More practically: with a vibecoded scorer you have no way to measure this. You get a number; you don't know if the number is right. Scorable's calibration tooling gives you a concrete deviance score against known ground truth, and you can feed in production samples over time as your system encounters edge cases. Algorithms like GEPA can then optimize your evaluator prompts automatically against that labeled data. You can build this yourself, but you'd be building the measurement infrastructure before you can even start improving the evaluator.

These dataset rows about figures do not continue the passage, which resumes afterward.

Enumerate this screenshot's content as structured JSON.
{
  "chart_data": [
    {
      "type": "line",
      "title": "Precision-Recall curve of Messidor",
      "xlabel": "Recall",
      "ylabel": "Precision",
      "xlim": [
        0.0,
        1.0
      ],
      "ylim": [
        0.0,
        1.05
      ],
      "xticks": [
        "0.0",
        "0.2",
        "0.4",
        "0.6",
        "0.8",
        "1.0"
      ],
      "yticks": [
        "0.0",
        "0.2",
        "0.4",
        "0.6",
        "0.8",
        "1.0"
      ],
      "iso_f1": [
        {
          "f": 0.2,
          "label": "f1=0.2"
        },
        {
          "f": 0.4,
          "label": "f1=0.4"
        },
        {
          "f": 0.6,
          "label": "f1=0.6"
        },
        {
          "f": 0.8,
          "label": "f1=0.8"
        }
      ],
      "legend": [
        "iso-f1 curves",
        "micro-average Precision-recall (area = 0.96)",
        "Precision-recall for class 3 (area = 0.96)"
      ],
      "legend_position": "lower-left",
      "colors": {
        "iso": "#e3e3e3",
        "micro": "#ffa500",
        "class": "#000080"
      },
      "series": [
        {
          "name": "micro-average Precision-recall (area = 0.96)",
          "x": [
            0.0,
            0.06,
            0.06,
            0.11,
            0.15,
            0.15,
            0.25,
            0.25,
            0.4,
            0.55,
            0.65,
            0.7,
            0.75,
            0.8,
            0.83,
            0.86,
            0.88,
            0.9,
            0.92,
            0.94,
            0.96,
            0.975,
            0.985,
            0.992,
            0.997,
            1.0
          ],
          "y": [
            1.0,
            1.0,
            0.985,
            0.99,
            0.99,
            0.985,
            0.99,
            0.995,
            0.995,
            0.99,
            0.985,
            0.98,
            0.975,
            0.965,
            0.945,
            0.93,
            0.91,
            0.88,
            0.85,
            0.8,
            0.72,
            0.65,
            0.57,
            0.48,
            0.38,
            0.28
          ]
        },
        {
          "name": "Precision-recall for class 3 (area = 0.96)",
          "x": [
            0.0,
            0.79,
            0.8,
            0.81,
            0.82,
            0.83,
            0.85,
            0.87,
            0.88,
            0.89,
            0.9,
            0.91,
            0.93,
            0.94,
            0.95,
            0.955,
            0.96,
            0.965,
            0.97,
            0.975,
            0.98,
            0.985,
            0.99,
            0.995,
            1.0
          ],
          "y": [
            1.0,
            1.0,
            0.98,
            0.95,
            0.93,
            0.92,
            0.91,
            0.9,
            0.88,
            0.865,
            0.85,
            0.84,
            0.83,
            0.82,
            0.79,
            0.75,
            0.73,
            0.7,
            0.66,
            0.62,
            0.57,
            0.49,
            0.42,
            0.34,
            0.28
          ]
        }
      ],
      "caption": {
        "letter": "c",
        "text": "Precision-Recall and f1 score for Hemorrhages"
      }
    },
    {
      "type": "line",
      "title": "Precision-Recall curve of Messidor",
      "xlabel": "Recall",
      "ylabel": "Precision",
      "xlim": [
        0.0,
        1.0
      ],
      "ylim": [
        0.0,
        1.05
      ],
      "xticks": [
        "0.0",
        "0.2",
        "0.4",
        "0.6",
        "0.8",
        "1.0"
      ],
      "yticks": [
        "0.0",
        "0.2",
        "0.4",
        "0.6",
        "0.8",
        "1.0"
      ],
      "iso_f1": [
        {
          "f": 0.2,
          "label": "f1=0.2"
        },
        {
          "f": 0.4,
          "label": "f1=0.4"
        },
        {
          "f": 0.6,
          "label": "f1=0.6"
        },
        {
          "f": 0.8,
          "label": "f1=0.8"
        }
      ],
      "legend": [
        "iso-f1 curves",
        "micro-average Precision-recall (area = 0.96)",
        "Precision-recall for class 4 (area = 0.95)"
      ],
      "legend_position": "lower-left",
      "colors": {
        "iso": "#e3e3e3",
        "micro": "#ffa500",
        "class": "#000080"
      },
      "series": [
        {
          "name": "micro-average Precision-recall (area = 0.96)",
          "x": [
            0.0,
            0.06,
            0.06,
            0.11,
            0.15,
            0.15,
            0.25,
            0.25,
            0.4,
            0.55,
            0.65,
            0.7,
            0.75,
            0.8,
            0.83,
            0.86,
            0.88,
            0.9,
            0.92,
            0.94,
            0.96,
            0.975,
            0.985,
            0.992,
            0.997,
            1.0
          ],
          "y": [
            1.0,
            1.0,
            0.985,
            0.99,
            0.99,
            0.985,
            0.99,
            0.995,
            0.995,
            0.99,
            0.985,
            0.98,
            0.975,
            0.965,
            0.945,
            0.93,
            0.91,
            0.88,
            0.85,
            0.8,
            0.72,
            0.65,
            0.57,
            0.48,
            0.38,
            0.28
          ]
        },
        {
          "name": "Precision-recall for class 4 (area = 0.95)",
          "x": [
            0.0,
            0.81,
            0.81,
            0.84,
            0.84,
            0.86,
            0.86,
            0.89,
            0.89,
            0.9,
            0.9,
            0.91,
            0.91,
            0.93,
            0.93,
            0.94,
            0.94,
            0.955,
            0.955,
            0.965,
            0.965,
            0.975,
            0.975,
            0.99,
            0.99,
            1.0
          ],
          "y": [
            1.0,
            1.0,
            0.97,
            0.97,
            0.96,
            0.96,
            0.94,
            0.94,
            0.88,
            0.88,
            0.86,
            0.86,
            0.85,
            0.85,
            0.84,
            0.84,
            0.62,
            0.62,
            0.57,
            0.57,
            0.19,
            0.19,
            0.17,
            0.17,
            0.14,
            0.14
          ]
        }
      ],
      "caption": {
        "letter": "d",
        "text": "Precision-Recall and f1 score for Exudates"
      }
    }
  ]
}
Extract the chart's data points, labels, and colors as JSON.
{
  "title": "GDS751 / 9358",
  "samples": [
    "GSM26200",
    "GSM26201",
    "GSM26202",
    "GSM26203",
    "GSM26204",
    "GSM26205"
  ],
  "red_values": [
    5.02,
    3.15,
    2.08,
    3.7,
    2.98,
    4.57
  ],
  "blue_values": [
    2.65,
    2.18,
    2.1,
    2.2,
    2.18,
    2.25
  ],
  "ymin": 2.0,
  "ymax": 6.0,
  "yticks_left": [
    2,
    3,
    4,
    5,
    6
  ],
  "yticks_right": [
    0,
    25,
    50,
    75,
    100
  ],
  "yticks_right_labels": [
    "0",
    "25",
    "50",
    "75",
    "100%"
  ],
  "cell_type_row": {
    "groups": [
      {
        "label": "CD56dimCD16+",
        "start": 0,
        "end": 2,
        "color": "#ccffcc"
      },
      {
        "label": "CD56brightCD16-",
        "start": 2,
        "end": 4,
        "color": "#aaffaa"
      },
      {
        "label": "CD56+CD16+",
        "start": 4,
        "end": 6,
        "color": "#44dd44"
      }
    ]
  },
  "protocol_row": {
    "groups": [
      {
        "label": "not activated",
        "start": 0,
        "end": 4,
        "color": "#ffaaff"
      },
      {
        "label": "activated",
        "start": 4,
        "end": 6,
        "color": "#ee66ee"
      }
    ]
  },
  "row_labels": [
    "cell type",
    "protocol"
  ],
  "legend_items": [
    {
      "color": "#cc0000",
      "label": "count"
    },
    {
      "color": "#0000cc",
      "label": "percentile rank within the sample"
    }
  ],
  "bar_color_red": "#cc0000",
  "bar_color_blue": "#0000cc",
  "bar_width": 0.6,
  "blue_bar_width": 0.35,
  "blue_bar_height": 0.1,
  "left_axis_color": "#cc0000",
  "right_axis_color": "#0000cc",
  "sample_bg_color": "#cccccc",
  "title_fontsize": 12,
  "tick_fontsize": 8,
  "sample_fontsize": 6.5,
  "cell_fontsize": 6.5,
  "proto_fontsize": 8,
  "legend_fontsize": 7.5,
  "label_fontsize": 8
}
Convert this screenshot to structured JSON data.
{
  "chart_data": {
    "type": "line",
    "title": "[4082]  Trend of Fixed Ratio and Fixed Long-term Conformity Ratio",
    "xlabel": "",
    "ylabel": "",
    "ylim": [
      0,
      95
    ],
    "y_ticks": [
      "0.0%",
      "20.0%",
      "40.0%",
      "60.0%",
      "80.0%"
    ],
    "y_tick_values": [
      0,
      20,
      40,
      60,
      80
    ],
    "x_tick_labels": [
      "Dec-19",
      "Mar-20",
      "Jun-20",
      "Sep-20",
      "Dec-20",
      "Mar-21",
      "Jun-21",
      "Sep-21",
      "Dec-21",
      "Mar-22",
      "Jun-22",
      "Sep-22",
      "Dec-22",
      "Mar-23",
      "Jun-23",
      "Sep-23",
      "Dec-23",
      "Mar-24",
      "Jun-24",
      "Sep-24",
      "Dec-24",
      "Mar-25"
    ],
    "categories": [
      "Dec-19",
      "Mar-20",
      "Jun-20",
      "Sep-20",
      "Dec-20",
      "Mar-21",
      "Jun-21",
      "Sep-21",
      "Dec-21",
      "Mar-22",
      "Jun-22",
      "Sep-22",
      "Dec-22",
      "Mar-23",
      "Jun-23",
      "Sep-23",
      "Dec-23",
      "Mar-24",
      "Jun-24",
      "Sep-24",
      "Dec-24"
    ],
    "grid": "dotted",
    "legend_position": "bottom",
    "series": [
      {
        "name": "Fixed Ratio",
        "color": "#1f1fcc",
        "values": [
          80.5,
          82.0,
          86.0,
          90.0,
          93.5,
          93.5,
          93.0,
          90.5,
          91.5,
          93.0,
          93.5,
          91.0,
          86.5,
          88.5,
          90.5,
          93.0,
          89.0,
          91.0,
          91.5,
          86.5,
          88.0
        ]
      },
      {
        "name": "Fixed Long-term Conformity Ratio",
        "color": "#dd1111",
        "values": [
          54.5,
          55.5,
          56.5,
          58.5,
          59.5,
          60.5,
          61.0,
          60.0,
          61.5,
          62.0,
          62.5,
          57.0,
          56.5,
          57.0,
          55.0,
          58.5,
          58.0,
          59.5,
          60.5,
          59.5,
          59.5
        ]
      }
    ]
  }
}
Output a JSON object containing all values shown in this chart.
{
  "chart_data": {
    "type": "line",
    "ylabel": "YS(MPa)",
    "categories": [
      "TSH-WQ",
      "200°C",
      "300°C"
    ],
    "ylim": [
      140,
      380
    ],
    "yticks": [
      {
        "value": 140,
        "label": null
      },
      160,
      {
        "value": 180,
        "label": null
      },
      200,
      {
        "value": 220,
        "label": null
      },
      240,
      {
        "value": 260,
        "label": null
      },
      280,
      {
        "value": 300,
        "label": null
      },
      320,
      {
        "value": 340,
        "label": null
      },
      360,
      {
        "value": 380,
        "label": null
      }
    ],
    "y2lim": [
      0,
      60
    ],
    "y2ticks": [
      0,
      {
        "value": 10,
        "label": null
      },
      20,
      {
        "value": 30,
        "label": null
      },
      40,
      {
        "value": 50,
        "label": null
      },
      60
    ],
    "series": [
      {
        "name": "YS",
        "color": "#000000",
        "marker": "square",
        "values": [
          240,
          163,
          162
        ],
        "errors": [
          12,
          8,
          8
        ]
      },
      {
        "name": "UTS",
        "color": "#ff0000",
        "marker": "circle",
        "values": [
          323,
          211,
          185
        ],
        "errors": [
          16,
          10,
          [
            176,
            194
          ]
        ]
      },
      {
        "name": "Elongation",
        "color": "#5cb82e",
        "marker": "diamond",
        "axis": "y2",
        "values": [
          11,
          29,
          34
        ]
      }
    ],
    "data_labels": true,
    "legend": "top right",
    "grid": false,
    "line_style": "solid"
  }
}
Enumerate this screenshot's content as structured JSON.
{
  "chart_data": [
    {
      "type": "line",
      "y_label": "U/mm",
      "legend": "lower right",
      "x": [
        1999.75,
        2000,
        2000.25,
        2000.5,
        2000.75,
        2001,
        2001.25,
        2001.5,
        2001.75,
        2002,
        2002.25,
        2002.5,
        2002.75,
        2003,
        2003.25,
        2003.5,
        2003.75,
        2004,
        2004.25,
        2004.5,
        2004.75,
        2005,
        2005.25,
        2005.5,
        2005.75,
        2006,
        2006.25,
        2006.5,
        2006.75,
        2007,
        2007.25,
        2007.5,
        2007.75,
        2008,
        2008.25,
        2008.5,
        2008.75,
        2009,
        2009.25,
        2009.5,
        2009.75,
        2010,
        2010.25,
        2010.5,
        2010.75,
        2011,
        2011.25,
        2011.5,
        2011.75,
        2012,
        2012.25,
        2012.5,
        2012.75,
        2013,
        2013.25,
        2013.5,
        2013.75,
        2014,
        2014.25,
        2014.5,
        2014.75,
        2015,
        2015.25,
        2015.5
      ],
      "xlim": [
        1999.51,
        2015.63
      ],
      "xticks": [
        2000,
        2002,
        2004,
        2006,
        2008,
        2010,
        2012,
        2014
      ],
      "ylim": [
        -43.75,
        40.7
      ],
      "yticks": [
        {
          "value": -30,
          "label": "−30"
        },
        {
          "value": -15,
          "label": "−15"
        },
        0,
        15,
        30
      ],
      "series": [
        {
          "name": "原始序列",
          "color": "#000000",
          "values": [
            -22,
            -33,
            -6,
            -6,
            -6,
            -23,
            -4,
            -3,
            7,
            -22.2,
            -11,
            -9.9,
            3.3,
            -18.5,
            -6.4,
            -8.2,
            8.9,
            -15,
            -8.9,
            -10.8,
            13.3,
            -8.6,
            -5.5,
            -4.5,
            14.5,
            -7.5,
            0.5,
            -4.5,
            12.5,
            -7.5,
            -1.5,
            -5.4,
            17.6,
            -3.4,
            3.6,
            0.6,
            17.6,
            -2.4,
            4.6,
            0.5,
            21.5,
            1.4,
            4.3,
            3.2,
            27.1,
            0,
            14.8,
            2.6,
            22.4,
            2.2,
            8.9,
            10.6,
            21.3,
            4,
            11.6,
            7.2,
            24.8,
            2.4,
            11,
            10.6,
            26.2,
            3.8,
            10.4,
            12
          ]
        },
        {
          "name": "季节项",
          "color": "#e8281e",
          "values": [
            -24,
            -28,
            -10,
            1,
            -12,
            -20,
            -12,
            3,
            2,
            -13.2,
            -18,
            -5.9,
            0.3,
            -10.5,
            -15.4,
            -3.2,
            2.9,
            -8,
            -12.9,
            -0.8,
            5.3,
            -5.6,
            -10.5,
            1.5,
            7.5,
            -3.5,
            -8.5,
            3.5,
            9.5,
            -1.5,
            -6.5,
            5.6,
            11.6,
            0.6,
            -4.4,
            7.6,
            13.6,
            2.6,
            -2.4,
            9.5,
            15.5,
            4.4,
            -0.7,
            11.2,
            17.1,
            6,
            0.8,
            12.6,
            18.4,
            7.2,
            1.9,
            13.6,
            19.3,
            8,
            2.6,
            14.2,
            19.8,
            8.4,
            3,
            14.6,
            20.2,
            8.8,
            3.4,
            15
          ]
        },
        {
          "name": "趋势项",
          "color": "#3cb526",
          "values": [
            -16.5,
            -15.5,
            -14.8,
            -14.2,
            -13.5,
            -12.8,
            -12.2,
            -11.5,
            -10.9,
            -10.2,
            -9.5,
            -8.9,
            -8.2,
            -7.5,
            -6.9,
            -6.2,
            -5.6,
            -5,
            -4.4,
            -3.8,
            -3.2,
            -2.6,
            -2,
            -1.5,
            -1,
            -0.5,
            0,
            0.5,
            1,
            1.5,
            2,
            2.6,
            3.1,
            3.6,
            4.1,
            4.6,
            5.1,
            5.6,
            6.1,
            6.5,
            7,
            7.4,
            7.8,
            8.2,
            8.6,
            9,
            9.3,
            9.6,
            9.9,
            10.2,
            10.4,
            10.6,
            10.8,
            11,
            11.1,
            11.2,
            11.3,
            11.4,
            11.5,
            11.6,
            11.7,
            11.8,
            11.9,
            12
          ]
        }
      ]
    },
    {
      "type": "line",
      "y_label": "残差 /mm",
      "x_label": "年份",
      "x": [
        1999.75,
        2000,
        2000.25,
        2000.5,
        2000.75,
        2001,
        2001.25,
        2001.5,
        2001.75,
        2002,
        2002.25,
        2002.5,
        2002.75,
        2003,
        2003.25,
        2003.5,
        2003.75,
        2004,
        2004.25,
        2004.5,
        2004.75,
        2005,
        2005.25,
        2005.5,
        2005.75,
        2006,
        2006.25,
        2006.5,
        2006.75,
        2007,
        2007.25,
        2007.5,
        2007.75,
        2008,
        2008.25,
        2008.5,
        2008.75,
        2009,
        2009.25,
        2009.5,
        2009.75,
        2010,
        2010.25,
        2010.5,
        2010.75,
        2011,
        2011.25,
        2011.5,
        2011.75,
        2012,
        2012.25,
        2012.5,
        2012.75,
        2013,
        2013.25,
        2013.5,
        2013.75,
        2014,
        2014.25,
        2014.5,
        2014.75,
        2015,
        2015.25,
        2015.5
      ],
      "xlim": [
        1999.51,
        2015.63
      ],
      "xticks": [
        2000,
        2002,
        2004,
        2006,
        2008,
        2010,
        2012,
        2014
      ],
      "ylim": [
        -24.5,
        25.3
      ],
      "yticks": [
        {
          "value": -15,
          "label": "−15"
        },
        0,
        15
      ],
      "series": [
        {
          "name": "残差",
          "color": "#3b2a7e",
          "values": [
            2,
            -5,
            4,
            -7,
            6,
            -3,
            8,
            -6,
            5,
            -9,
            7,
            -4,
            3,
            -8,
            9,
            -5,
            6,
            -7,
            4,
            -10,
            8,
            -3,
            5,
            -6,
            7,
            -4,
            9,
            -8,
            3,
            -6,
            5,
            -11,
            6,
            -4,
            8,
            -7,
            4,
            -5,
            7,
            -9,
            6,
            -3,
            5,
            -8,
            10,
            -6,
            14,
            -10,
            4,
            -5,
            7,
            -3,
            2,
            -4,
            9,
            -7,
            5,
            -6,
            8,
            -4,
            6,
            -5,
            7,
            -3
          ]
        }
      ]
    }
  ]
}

D: Production instrumentation, alerting, and insights at scale. Getting scores from offline test runs is different from getting scores from live production traffic. Wiring that up requires instrumenting your agent, keeping dev and prod runs from polluting each other, building alerting that doesn't fire on every score fluctuation, and surfacing patterns across thousands of runs (which questions regress, which user segments score low, which prompt changes moved what). It's all solvable; you can use your existing infrastructure, like your existing OTel sink (and you likely should), but it may lack LLM-specific features.

What "Doing It Yourself" Actually Means

A serious DIY stack, structured scoring, run tracking, calibrated evaluators and all, is achievable. It's also a significant ongoing investment. The evaluators alone require empirical validation against labeled data to be trustworthy. The infrastructure requires building the production instrumentation layer from scratch. Both require maintenance as your system evolves.

That's a legitimate choice if eval infrastructure is central to what you're building. For most product teams, the question is whether that's where their data science and engineering capacity should go, or whether it's overhead on the thing the eval loop exists to protect: the product.

The Score in Context

A score of 0.73 on faithfulness means almost nothing by itself. What you actually want to know:

  • Is 0.73 better or worse than last week?
  • Which questions score consistently low, and why?
  • Did the score drop after you changed the system prompt on Tuesday?
  • Is faithfulness lower for users on the free tier vs. paid?
  • When a user complains, can you pull up the exact run, its retrieved context, and its scores in one place?

None of these questions are answerable from a pytest output. They require both the infrastructure layer (B, D) and evaluators you can actually trust (C).

Conclusion

The eval loop that actually protects your product has three components: metrics worth tracking, evaluators that reliably measure them, and infrastructure that surfaces patterns over time.

Vibecoding gets you the first quickly. It can get you a version of the second, but with no external calibration, you won't know how good it is and finding out usually involves something going wrong in production. The third takes real engineering time regardless of which tools you use.

Owning your evaluation strategy (policies, datasets, your domain expertise) is the part that's genuinely yours and genuinely valuable. It encodes your understanding of your users and your failure modes, and no platform can replicate it.

For the evaluators themselves, the concrete question is: can you measure whether yours is reliable? Building a calibration set, running deviance checks, and improving the evaluator against ground truth is the actual work. A platform like Scorable gives you the tooling to do that. Without it, you're left inferring evaluator quality from production behavior, which is a slow and expensive feedback loop.